At the Republican convention this summer, Donald Trump’s pick for National Security Adviser, retired General Michael Flynn, led the audience in cries of “lock her up.”
Flynn wanted Hillary jailed for violating US government cybersecurity rules.
“Lock her up, that’s right,” Flynn told the cheering convention crowd. “Yeah that’s right, lock her up…. You know why we’re saying that? We’re saying that because if I, a guy who knows this business, if I did a tenth, a tenth of what she did, I would be in jail today. So crooked Hillary Clinton, leave this race now.”
Not so fast, general.
A recent New Yorker article alleges that Gen. Flynn himself violated some of those same cybersecurity rules by installing a forbidden Internet connection in his Pentagon office. This, I’m told, is a major security violation that could not only get you fired, but investigated for espionage.

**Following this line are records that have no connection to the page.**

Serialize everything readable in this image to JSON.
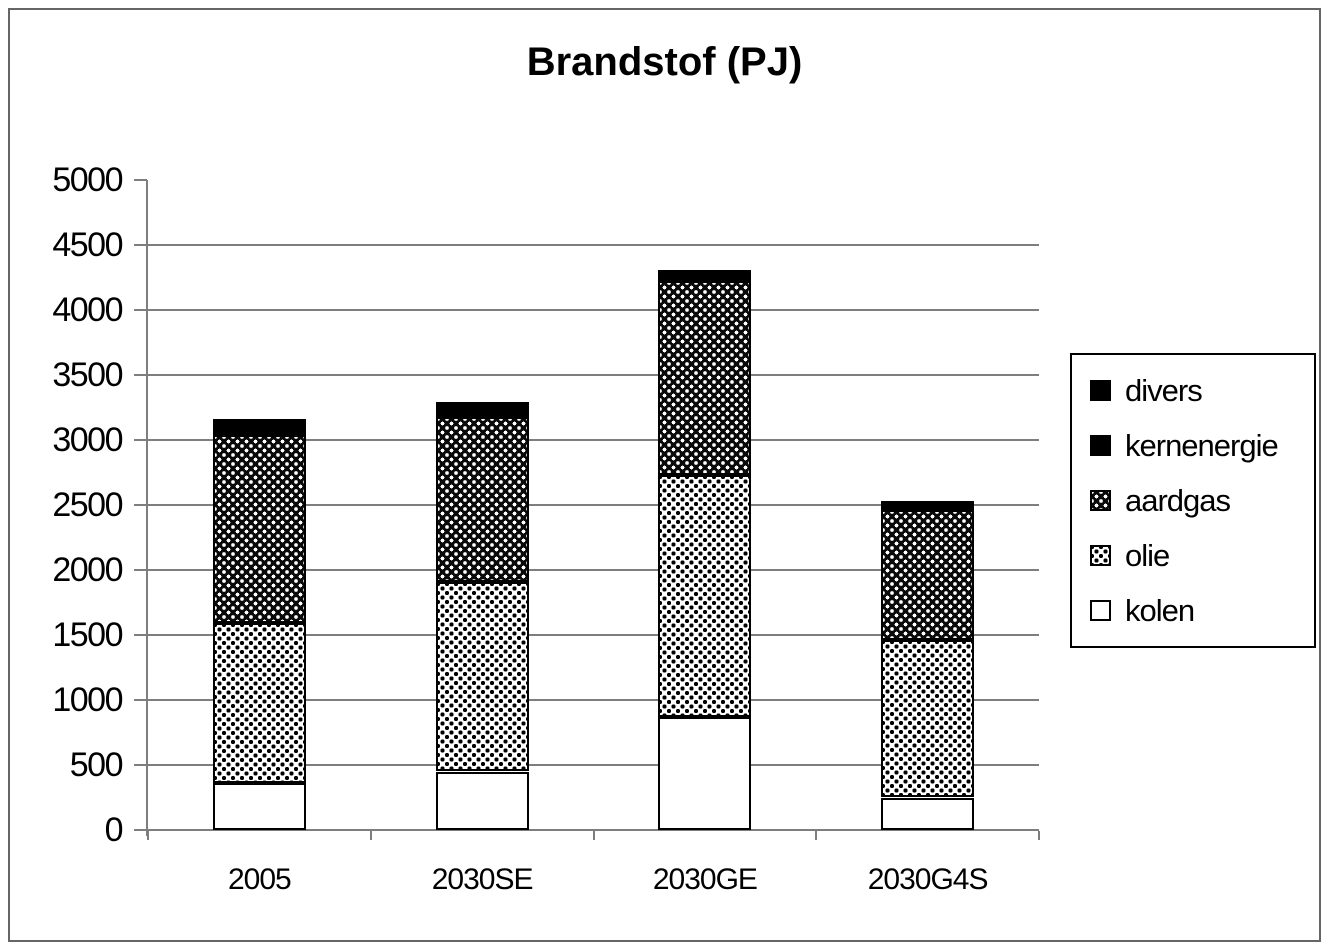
{
  "chart_data": {
    "type": "bar",
    "stacked": true,
    "title": "Brandstof (PJ)",
    "categories": [
      "2005",
      "2030SE",
      "2030GE",
      "2030G4S"
    ],
    "series": [
      {
        "name": "kolen",
        "pattern": "white",
        "values": [
          360,
          450,
          870,
          250
        ]
      },
      {
        "name": "olie",
        "pattern": "light-dots",
        "values": [
          1230,
          1460,
          1860,
          1210
        ]
      },
      {
        "name": "aardgas",
        "pattern": "dense-dots",
        "values": [
          1450,
          1270,
          1490,
          1000
        ]
      },
      {
        "name": "kernenergie",
        "pattern": "solid-black",
        "values": [
          40,
          40,
          40,
          35
        ]
      },
      {
        "name": "divers",
        "pattern": "solid-black",
        "values": [
          80,
          70,
          50,
          35
        ]
      }
    ],
    "totals": [
      3160,
      3290,
      4310,
      2530
    ],
    "ylim": [
      0,
      5000
    ],
    "ytick_step": 500,
    "yticks": [
      "0",
      "500",
      "1000",
      "1500",
      "2000",
      "2500",
      "3000",
      "3500",
      "4000",
      "4500",
      "5000"
    ],
    "grid": true,
    "legend_position": "right"
  },
  "legend": {
    "items": [
      {
        "label": "divers",
        "pattern": "solid-black"
      },
      {
        "label": "kernenergie",
        "pattern": "solid-black"
      },
      {
        "label": "aardgas",
        "pattern": "dense-dots"
      },
      {
        "label": "olie",
        "pattern": "light-dots"
      },
      {
        "label": "kolen",
        "pattern": "white"
      }
    ]
  },
  "colors": {
    "foreground": "#000000",
    "background": "#ffffff",
    "gridline": "#7e7e7e",
    "bar_border": "#000000"
  }
}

So if Hillary didn’t deserve to step foot in the White House because she broke the cybersecurity rules, then why should Gen. Flynn?
More from the New Yorker piece by Dana Priest:
Flynn broke rules he thought were stupid. He once told me about a period he spent assigned to a C.I.A. station in Iraq, when he would sometimes sneak out of the compound without the “insane” required approval from C.I.A. headquarters, in Langley, Virginia. He had technicians secretly install an Internet connection in his Pentagon office, even though it was forbidden. There was also the time he gave classified information to NATO allies without approval, an incident which prompted an investigation, and a warning from superiors.
And as you’ll see in the piece, Gen. Flynn is alleged to have violated a number of security rules that he decided were “stupid.” Among those is the charge that he disclosed classified information without approval.
Does any of this sound familiar?
As a lawyer, and someone who worked in government with Top Secret SCI clearances, I was never briefed on the “stupid” exemption to operational security. I was told to follow the rules — and I signed a document attesting that I would, under penalty of law.
Congress and the FBI must look into these allegations before Gen. Flynn steps foot in the White House.